Other experts have suggested public confidence in vaccines could be bolstered by improving the governance and accessibility of vaccine injury compensation programs (many people who say they were injured by COVID shots have criticised Australia’s now-closed compensation scheme for using an overly-narrow list of eligible medical conditions, claiming the burden of proof was too high and application wait times too long).
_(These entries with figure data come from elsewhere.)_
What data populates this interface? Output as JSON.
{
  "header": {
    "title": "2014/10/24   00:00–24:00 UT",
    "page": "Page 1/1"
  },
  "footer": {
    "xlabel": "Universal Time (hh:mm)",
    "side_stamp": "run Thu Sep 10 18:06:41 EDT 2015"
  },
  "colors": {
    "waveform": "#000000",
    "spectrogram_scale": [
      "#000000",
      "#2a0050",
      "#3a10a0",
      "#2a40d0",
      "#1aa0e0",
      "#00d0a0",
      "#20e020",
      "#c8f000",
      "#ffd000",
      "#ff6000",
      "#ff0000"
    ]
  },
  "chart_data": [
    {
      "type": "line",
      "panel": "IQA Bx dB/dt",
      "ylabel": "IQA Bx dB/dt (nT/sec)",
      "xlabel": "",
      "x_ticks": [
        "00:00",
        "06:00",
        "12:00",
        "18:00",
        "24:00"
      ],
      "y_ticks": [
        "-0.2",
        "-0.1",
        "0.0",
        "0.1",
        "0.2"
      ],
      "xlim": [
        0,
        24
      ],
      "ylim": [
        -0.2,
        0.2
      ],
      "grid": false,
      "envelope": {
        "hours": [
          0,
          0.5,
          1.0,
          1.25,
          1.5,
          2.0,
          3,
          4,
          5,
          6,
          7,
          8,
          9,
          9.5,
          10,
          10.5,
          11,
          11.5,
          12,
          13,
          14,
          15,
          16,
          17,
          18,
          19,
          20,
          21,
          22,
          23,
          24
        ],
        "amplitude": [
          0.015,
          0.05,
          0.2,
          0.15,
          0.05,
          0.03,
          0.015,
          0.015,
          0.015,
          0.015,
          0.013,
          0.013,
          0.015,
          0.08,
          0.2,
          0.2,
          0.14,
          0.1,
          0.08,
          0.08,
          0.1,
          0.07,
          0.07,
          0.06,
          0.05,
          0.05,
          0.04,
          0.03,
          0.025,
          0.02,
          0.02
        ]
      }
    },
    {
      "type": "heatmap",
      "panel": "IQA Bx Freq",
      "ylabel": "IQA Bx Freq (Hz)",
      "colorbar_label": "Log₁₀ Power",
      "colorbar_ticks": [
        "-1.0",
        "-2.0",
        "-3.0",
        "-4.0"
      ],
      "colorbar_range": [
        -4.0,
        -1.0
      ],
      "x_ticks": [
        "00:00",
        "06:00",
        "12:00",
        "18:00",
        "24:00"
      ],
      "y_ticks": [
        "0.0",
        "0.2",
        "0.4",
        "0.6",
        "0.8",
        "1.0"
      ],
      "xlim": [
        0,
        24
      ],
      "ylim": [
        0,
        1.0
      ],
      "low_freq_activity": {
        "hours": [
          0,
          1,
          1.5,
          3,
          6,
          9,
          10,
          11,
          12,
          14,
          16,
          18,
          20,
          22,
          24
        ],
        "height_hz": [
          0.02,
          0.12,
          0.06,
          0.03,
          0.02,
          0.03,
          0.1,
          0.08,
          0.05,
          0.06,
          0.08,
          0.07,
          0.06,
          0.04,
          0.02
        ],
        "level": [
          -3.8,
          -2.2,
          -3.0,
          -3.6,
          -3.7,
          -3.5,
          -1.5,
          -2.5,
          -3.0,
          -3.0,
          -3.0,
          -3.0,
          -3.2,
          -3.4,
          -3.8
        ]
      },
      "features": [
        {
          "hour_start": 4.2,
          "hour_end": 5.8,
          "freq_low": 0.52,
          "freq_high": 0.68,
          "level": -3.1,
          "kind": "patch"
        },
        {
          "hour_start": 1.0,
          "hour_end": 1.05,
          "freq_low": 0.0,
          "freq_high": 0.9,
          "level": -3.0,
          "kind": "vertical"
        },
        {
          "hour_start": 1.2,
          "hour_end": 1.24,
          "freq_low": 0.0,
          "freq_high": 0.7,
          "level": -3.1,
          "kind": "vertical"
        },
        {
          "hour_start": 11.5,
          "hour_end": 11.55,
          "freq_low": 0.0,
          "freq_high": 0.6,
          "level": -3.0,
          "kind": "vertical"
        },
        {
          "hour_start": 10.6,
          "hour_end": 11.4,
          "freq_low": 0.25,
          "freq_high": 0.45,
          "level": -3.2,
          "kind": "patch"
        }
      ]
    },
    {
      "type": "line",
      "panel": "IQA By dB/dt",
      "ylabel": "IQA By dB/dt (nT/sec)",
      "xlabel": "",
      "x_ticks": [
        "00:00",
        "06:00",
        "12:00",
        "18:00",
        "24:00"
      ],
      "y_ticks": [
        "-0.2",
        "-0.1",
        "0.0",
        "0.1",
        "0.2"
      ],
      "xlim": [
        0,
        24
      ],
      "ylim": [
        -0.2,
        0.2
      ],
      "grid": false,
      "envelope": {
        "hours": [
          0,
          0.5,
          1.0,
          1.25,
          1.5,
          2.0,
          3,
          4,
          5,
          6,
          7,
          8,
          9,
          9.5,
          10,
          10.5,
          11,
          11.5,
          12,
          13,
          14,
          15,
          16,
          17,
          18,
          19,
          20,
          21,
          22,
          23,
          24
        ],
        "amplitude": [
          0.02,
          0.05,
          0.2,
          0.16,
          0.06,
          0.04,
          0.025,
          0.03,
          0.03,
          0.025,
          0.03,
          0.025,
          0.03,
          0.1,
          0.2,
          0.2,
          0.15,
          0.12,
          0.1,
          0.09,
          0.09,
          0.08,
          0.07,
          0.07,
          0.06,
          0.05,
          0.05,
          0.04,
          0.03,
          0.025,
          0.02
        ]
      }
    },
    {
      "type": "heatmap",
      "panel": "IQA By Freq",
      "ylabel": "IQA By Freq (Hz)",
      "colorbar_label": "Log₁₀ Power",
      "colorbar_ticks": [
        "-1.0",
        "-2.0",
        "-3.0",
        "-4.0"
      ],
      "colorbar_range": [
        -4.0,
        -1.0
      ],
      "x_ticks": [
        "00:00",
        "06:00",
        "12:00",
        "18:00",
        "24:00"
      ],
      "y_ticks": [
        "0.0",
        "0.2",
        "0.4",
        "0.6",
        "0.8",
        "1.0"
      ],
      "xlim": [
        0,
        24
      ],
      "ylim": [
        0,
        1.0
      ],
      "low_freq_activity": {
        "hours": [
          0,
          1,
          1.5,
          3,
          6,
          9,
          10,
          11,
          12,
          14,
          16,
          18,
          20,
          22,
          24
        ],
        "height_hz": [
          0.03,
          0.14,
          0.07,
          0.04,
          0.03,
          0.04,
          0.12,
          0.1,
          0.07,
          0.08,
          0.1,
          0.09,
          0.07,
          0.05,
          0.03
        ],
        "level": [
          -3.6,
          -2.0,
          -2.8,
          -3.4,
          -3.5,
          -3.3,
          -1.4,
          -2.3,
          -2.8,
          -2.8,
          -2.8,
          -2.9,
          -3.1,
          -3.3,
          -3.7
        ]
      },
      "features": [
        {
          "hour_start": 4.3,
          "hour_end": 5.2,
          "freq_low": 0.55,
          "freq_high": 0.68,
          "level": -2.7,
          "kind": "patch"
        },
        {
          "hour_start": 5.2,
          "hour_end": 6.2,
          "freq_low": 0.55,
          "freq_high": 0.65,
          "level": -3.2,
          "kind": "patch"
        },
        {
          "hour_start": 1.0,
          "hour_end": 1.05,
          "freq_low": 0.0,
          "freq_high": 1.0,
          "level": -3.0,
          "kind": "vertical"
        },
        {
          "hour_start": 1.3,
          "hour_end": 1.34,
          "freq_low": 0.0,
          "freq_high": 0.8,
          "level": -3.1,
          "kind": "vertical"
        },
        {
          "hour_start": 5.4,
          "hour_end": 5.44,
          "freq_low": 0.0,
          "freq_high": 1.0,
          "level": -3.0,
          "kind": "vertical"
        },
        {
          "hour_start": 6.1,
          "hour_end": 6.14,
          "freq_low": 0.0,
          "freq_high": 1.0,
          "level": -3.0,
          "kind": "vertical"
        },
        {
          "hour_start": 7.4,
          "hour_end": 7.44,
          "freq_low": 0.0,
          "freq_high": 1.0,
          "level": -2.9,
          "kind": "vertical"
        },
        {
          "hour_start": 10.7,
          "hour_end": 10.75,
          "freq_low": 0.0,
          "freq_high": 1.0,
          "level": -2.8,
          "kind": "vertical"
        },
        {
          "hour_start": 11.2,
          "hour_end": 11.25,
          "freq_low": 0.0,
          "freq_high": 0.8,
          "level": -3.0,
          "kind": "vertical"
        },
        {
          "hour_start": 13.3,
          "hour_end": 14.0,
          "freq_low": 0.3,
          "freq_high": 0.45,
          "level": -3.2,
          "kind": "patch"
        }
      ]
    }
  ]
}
And in the US, Gregory Poland, the editor of the journal Vaccine, recently argued that the Vaccine Adverse Events Reporting System (VAERS) must be “strengthened” and that large, ongoing studies are needed to help researchers work out who is at increased risk of vaccine injuries and how to reduce that risk.
Perversely, though, it may take people dying from resurgent, vaccine-preventable diseases like measles — or the onset of a bird flu pandemic — to really shift the dial. As MacIntyre writes, “risk perception” ultimately drives human behaviour and tolerance for public health measures, vaccines included. “When people see friends, family and neighbours dying or becoming seriously ill with pandemic influenza,” she writes, “most will avail themselves of any available protective measures”.